We have local rivers, the Clun and the Wye among them, that are overloaded with nitrogen. That reduces their ability to support wildlife. Use of biochar in catchment areas to fix nitrogen in the soil could be part of the solution. It could be a partial antidote to modern farming methods. Biochar retains water well and that could cut irrigation needs.

The Coder Road biodigester was shut down in 2012. This was at a point when Shropshire Council’s leadership was sceptical of climate change. An attempt to get the biodigester back into operation in 2013 failed. Since then, Shropshire Council has rebuffed offers for the site from local businesses seeking to expand. It has proposed reinstating the site for biodigestion if the government mandates separate collection of food waste. With the government floundering and a general election due next year, that mandate is unlikely any time soon. Meanwhile, the biodigester is being reclaimed by nature. The site needs to be brought back into active use.

Food waste can be used as a feed for pyrolysis. That leads to the possibility of the green bins from Ludlow being emptied at Coder Road and the contents used to create biochar. Poultry waste could also be used rather than spreading bird manure on open fields leading to leaching and river pollution.
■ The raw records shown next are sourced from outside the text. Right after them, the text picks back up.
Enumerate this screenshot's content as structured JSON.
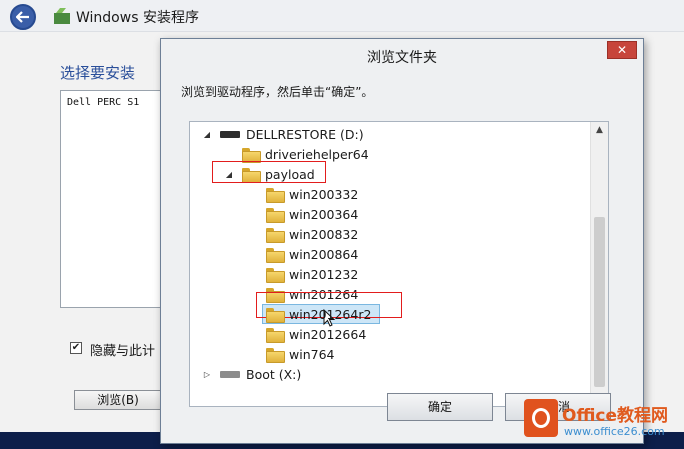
{
  "setup": {
    "title": "Windows 安装程序",
    "heading": "选择要安装",
    "driver_item": "Dell PERC S1",
    "hide_label": "隐藏与此计",
    "hide_checked": true,
    "check_mark": "✔",
    "browse_label": "浏览(B)"
  },
  "dialog": {
    "title": "浏览文件夹",
    "close_label": "✕",
    "instruction": "浏览到驱动程序，然后单击“确定”。",
    "tree": [
      {
        "label": "DELLRESTORE (D:)",
        "type": "drive",
        "expander": "◢"
      },
      {
        "label": "driveriehelper64",
        "type": "folder",
        "expander": ""
      },
      {
        "label": "payload",
        "type": "folder",
        "expander": "◢"
      },
      {
        "label": "win200332",
        "type": "folder",
        "expander": ""
      },
      {
        "label": "win200364",
        "type": "folder",
        "expander": ""
      },
      {
        "label": "win200832",
        "type": "folder",
        "expander": ""
      },
      {
        "label": "win200864",
        "type": "folder",
        "expander": ""
      },
      {
        "label": "win201232",
        "type": "folder",
        "expander": ""
      },
      {
        "label": "win201264",
        "type": "folder",
        "expander": ""
      },
      {
        "label": "win201264r2",
        "type": "folder",
        "expander": "",
        "selected": true
      },
      {
        "label": "win2012664",
        "type": "folder",
        "expander": ""
      },
      {
        "label": "win764",
        "type": "folder",
        "expander": ""
      },
      {
        "label": "Boot (X:)",
        "type": "drive",
        "expander": "▷"
      }
    ],
    "ok_label": "确定",
    "cancel_label": "取消"
  },
  "watermark": {
    "brand": "Office教程网",
    "url": "www.office26.com"
  },
  "colors": {
    "highlight_box": "#e21d1d",
    "selection": "#cde6f7",
    "accent_blue": "#2a4f9a"
  },
  "icons": [
    "back-arrow-icon",
    "setup-app-icon",
    "drive-icon",
    "folder-icon",
    "expand-triangle-icon",
    "scroll-up-icon",
    "scroll-down-icon",
    "mouse-cursor-icon"
  ]
}
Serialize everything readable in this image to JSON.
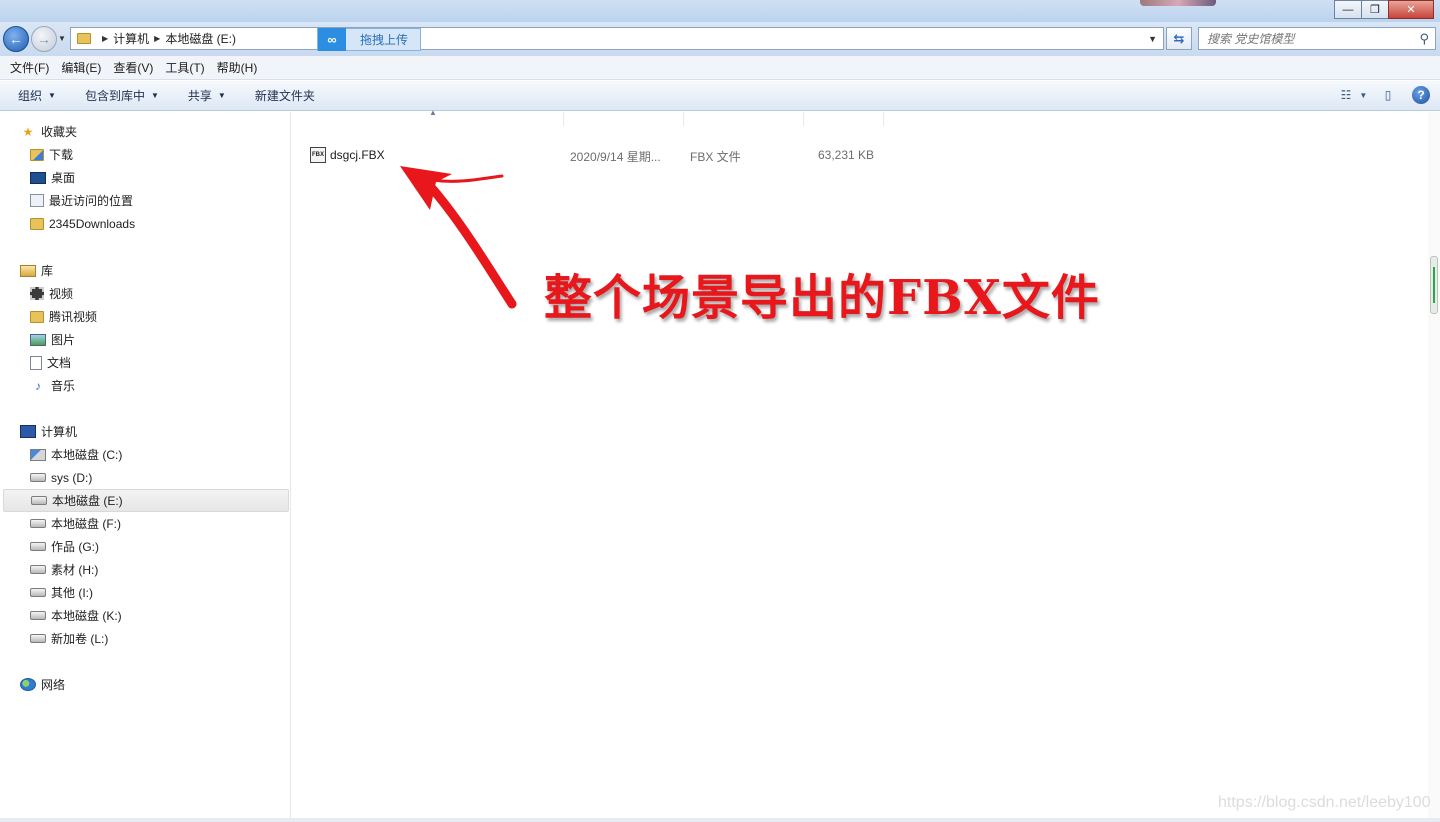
{
  "window": {
    "minimize_glyph": "—",
    "maximize_glyph": "❐",
    "close_glyph": "✕"
  },
  "address": {
    "breadcrumbs": [
      "计算机",
      "本地磁盘 (E:)"
    ],
    "upload_label": "拖拽上传",
    "search_placeholder": "搜索 党史馆模型"
  },
  "menu": [
    "文件(F)",
    "编辑(E)",
    "查看(V)",
    "工具(T)",
    "帮助(H)"
  ],
  "toolbar": {
    "organize": "组织",
    "include_in_library": "包含到库中",
    "share": "共享",
    "new_folder": "新建文件夹"
  },
  "nav": {
    "favorites": {
      "label": "收藏夹",
      "items": [
        "下载",
        "桌面",
        "最近访问的位置",
        "2345Downloads"
      ]
    },
    "libraries": {
      "label": "库",
      "items": [
        "视频",
        "腾讯视频",
        "图片",
        "文档",
        "音乐"
      ]
    },
    "computer": {
      "label": "计算机",
      "items": [
        "本地磁盘 (C:)",
        "sys (D:)",
        "本地磁盘 (E:)",
        "本地磁盘 (F:)",
        "作品 (G:)",
        "素材 (H:)",
        "其他 (I:)",
        "本地磁盘 (K:)",
        "新加卷 (L:)"
      ],
      "selected": "本地磁盘 (E:)"
    },
    "network": {
      "label": "网络"
    }
  },
  "files": [
    {
      "name": "dsgcj.FBX",
      "date": "2020/9/14 星期...",
      "type": "FBX 文件",
      "size": "63,231 KB",
      "icon_text": "FBX"
    }
  ],
  "annotation": {
    "text": "整个场景导出的FBX文件",
    "color": "#e8171c"
  },
  "watermark": "https://blog.csdn.net/leeby100"
}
Use of biochar is in the early stages. That’s much like biodigestion was when the Ludlow biodigester was set up. The biodigester kickstarted a local industry that installed biodigesters on farms around the country. There is a lot to learn about biochar. That’s one reason why the Coder Road site is ideal. Many of the basic facilities are in place, including a large meeting room which can be used to brief farmers and other potential users of the technology.

Ludlow would once again be a centre of green innovation. That will create jobs and a throughput of apprentices and journeymen that go on to promote and improve biochar use around the country.

3 thought on “Ludlow on shortlist for biochar processing centre on Coder Road”
  1. Will there be any smell from this project. There are many nearby houses.
    How will the inevitable increase in heavy lorries etc delivering to the site be handled. The junction off Sheet Road is already a problem.

    1. There would be very little smell. Certainly far less than the previous Anaerobic Digestor. The green waste used in the unit wouldn’t include kitchen waste which is what can cause smell in AD plants. The emissions would be filtered by water and a scrubber that removes nitrous oxides. Which makes it cleaner than a domestic gas boiler. There will be an increase in traffic which would need consideration.

  2. I would agree that Coder road is a great location. I think a key angle is the development of the market; in particular biochar with poultry and dairy farmers. Biochar is currently expensive and the ways it can save farmers are complex and not clearly known so more research and farm trials to boost this market are needed. The ability of biochar to reduce pollution (like activated charcoal) could significantly clean our rivers and air. Biochar in materials is also very exciting and the trials in asphalt by Miles Macadam are very welcome. We need some of these trials in Shropshire.